Anyone who tests negative on the BinaxNOW COVID-19 Ag Card Home Test may need to seek additional testing, particularly those who continue to experience coronavirus symptoms. 

“With today’s authorization of the BinaxNOW COVID-19 Ag Card Home Test, there are now three tests that can be used completely at home,” said Jeff Shuren, MD, JD, director of FDA’s Center for Devices and Radiological Health. 

“We will continue to work with test developers to support the availability of more innovative testing options,” Shuren continued. 

Abbott’s BinaxNOW COVID-19 Ag Card, which is a different product than this authorized home use test, is authorized for use at the point-of-care under an EUA that was issued back in September.

Abbot’s BinaxNOW Ag Card is fast and efficient for healthcare providers and patients, taking just 15 minutes to provide results. The test does not need the use of an analyzer and is authorized for use at point-of-care settings, including doctor’s offices, emergency rooms, and some schools.
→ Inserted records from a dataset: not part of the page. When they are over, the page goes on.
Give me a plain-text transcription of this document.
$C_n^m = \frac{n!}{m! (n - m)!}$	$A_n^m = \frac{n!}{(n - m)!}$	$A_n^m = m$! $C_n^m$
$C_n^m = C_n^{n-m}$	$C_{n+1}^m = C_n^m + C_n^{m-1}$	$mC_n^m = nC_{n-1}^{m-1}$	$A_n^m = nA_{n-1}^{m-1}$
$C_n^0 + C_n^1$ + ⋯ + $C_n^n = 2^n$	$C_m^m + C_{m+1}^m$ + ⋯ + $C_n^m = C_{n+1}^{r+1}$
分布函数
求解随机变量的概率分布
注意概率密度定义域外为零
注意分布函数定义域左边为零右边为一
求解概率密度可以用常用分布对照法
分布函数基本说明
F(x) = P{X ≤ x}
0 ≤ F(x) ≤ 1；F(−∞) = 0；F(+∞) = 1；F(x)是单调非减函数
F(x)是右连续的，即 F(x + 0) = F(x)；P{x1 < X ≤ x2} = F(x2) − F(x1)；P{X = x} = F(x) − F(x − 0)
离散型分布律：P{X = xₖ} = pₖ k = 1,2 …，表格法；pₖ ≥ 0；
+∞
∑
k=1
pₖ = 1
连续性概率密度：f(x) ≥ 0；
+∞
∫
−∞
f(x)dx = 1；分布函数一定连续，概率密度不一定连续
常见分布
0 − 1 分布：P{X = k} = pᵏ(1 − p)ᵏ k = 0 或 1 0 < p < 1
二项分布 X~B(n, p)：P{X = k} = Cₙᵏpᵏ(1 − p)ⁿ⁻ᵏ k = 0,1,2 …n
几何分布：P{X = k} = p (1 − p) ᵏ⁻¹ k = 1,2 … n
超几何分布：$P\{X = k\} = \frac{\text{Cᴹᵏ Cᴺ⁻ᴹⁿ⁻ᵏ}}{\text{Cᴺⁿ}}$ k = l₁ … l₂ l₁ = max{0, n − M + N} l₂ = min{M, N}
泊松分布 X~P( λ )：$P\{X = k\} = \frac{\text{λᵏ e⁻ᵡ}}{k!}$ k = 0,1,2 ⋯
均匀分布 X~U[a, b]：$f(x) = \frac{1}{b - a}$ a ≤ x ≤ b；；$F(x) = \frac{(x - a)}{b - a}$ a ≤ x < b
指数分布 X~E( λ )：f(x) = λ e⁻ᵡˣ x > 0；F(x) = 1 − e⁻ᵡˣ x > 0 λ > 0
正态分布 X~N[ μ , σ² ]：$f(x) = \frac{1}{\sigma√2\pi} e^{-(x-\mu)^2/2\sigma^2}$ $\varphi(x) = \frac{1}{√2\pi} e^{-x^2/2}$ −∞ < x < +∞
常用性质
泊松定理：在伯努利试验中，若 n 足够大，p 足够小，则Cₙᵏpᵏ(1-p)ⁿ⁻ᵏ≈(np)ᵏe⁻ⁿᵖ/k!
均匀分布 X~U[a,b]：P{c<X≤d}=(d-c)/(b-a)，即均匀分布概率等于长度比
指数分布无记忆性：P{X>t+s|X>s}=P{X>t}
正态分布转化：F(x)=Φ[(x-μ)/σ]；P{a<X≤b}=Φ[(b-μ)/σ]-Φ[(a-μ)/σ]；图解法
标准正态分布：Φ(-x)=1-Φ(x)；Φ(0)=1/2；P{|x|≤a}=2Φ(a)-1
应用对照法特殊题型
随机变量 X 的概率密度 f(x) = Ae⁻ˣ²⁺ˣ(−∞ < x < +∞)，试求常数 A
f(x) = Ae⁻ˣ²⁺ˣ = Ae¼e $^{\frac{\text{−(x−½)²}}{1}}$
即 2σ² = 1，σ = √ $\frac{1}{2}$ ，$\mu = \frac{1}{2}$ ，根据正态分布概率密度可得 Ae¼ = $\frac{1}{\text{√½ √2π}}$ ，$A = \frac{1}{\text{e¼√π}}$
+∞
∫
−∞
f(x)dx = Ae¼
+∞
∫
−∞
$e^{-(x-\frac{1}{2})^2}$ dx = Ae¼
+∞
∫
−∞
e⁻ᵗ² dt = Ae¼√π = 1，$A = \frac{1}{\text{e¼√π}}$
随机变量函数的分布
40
In previous data submitted to FDA, BinaxNOW COVID-19 Ag Card showed sensitivity of 97.1 percent (positive percent agreement) and specificity of 98.5 percent (negative percent agreement) in patients suspected of COVID-19 by their healthcare provider within the first seven days of symptoms

So far, Abbott has invested hundreds of millions of dollars since April in two new US facilities to manufacture BinaxNOW at a larger scale. 

And currently, the company is producing tens of millions of tests per month, as well as a mobile app for iPhone and Android devices so that individuals can display their test results when entering facilities that require proof of testing.

Following FDA’s authorization, HHS Secretary Alex Azar issued the following statement:

“FDA’s authorization of the BinaxNOW card test for home use means we should have tens of millions of COVID-19 tests in the coming months that Americans can use without leaving their home,” Azar said.

“HHS’s testing leadership have worked closely with companies like Abbott for months to accelerate the availability of these exciting new options, part of our commitment to bringing the best of the public and private sectors together to beat COVID-19,” he concluded.